Für ihre Untersuchung haben die Wissenschafter in 30 Gebieten im Alpenvorland alle dort vorkommenden Vogelarten inventarisiert; 17 dieser Sektoren waren von Auerhühnern besiedelt. Dann verglichen die Forscher die Vogelarten, die in den verschiedenen Gebieten lebten.

Wichtig: Lichte Wälder

Dabei zeigte sich, dass die Untersuchungsflächen in den Auerhuhn-Gebieten deutlich mehr seltene Vogelarten enthielten als die anderen Flächen. Die selten gewordene Waldschnepfe, der Dreizehenspecht und der Sperlingskauz kamen fast nur dort vor, wo auch Auerhühner lebten.

Diese Gebiete zeichneten sich durch eine besonders vielfältige Waldstruktur mit hohem Lichteinfall und reicher Bodenvegetation aus. Da also die Massnahmen zur Aufwertung des Auerhuhn-Lebensraums auch anderen bedrohten Vögeln nützen, lohne sich auch der Einsatz für das Auerhuhn, so Suter.

Ihre Forschungsergebnisse haben die Fachleute im Fachblatt «Conservation Biology» publiziert.

Habitat-Verluste – weniger Tiere

Das Auerhuhn hat diese Unterstützung bitter nötig. Zwischen 1970 und 1985 hat sich die Zahl balzender Hähne von 1100 auf 600 verringert. Im vergangenen Jahr versammelten sich gerade noch 450 bis 500 Hähne auf den traditionellen Balzplätzen.

Gleichzeitig zerfiel das Verbreitungsgebiet in viele kleinere und teilweise isolierte Restflächen. Die logische Konsequenz: Das Symboltier ungestörter Bergwälder ist in der Schweiz akut vom Aussterben bedroht. Nur noch wenige Vorkommen haben eine grössere Ausdehnung, darunter jene im Waadtländer Hochjura, in den Berner, Luzerner, Schwyzer und Obwaldner Voralpen sowie in Zentralbünden und im Engadin.

Störfaktor Mensch

Die Gefährdungsursachen sind bekannt. Dem grössten Vogel aus der Familie der Rauhfusshühner fehlen in erster Linie grossflächige, reich strukturierte und lichte Wälder.

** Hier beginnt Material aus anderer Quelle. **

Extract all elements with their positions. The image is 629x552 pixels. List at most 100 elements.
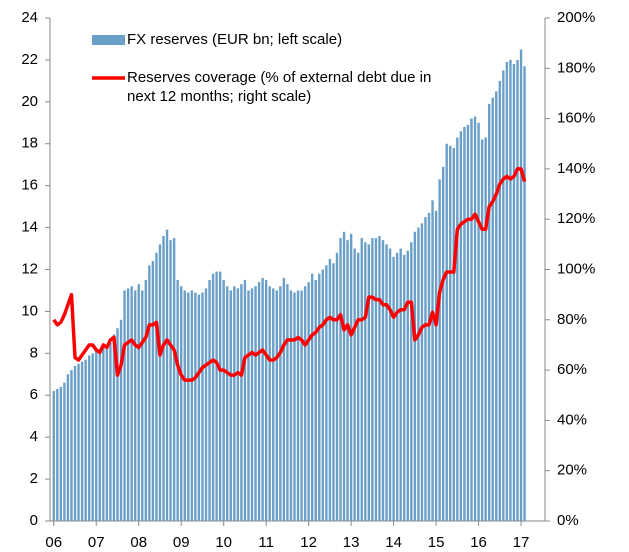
bar: [307, 282, 310, 521]
legend-label: FX reserves (EUR bn; left scale): [127, 31, 343, 48]
bar: [257, 282, 261, 521]
bar: [133, 290, 137, 521]
bar: [158, 244, 162, 521]
bar: [243, 279, 247, 521]
bar: [459, 131, 463, 522]
bar: [105, 349, 109, 521]
bar: [197, 294, 201, 521]
bar: [84, 359, 87, 521]
bar: [371, 238, 374, 521]
bar: [310, 273, 314, 521]
x-tick-label: 14: [385, 534, 402, 551]
bar: [137, 284, 140, 521]
bar: [456, 137, 459, 521]
bar: [406, 250, 409, 521]
bar: [385, 244, 388, 521]
bar: [473, 116, 477, 522]
bar: [102, 347, 105, 521]
bar: [119, 319, 123, 521]
x-tick-label: 11: [258, 534, 274, 551]
bar: [367, 244, 371, 521]
y2-tick-label: 20%: [557, 462, 587, 479]
bar: [141, 290, 144, 521]
bar: [449, 145, 452, 522]
bar: [484, 137, 487, 521]
bar: [151, 261, 155, 521]
y2-tick-label: 100%: [557, 260, 595, 277]
bar: [95, 351, 98, 521]
bar: [445, 143, 448, 521]
bar: [466, 124, 470, 521]
bar: [162, 235, 165, 521]
bar: [87, 355, 91, 521]
bar: [155, 252, 158, 521]
bar: [512, 64, 516, 521]
bar: [470, 118, 473, 521]
bar: [392, 256, 395, 521]
bar: [222, 279, 225, 521]
bar: [325, 265, 328, 521]
legend-label: Reserves coverage (% of external debt du…: [127, 69, 432, 105]
y2-tick-label: 80%: [557, 311, 587, 328]
bar: [180, 286, 183, 521]
bar: [410, 242, 413, 522]
bar: [321, 269, 325, 521]
bar: [516, 59, 519, 522]
y2-tick-label: 0%: [557, 512, 579, 529]
bar: [424, 217, 427, 521]
bar: [236, 288, 240, 521]
bar: [201, 292, 204, 521]
bar: [480, 139, 484, 521]
bar: [130, 286, 133, 521]
y-tick-label: 8: [30, 344, 38, 361]
y-tick-label: 14: [21, 219, 38, 236]
bar: [441, 166, 445, 521]
bar: [289, 290, 293, 521]
bar: [70, 370, 73, 521]
x-tick-label: 17: [513, 534, 530, 551]
bar: [399, 248, 402, 521]
bar: [109, 342, 112, 521]
bar: [491, 97, 494, 522]
bar: [169, 240, 172, 522]
bar: [413, 231, 417, 521]
y-tick-label: 6: [30, 386, 38, 403]
bar: [438, 179, 441, 522]
bar: [59, 386, 63, 521]
bar: [328, 259, 332, 521]
y-tick-label: 24: [21, 9, 38, 26]
bar: [487, 103, 491, 521]
bar: [91, 353, 94, 521]
bar: [427, 212, 431, 521]
bar: [360, 238, 363, 521]
bar: [190, 290, 194, 521]
bar: [477, 122, 480, 522]
bar: [144, 279, 148, 521]
x-tick-label: 06: [45, 534, 62, 551]
bar: [194, 292, 197, 521]
bar: [332, 263, 335, 521]
bar: [183, 290, 186, 521]
bar: [73, 365, 77, 521]
y-tick-label: 20: [21, 93, 38, 110]
bar: [293, 292, 296, 521]
bar: [374, 238, 378, 521]
bar: [300, 290, 303, 521]
bar: [420, 223, 424, 521]
bar: [275, 290, 278, 521]
bar: [98, 349, 101, 521]
y-tick-label: 12: [21, 260, 38, 277]
y2-tick-label: 120%: [557, 210, 595, 227]
bar: [303, 286, 307, 521]
bar: [268, 286, 271, 521]
bar: [279, 286, 282, 521]
bar: [509, 59, 512, 522]
bar: [148, 265, 151, 521]
bar: [364, 242, 367, 522]
bar: [349, 233, 353, 521]
bar: [403, 254, 406, 521]
bar: [112, 334, 116, 521]
bar: [187, 292, 190, 521]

Zudem reagiert er äusserst empfindlich auf menschliche Störungen und leidet daher unter der zunehmenden Erschliessung der Bergwälder mit Forststrassen, die vielen Erholungssuchenden den Zutritt zu einstmals abgelegenen Wäldern ermöglicht. Durch Pilz- und Beerensammler, Mountainbiker und Orientierungsläufer, Photographen und Ornithologen aufgescheucht, verlassen Hähne ihren Balzplatz und Hennen ihr Gelege.

Sensibilisierung da

Doch im Gegensatz zu anderen bedrohten Tierarten kann sich das Auerhuhn nicht darüber beklagen, dass sich die Menschen keine Sorgen um seinen Rückgang machen würden. Das Bundesamt für Umwelt, Wald und Landschaft hat letztes Jahr gleich zwei Publikationen herausgegeben, die Auskunft darüber geben, wie dem Vogel mit einer angemessenen Waldbewirtschaftung geholfen werden kann.

Kantone und Naturschutzorganisationen versuchen in Einzelaktionen die Restbestände zu erhalten. Förster sind meist bereit, Rücksicht auf das Auerhuhn zu nehmen. Dazu zählt nicht nur der Verzicht auf Waldarbeiten während der Balz- und Aufzuchtszeit zwischen April und Juli, sondern auch die Durchforstung dichter Wälder und die Erhaltung einer lückigen Kronenstruktur.

Auch die Forschung hat reagiert: An der Eidgenössischen Forschungsanstalt WSL wurde vor einem Jahr ein Auerhuhn-Projekt zum Schutz und zur Förderung dieser Tierart ins Leben gerufen.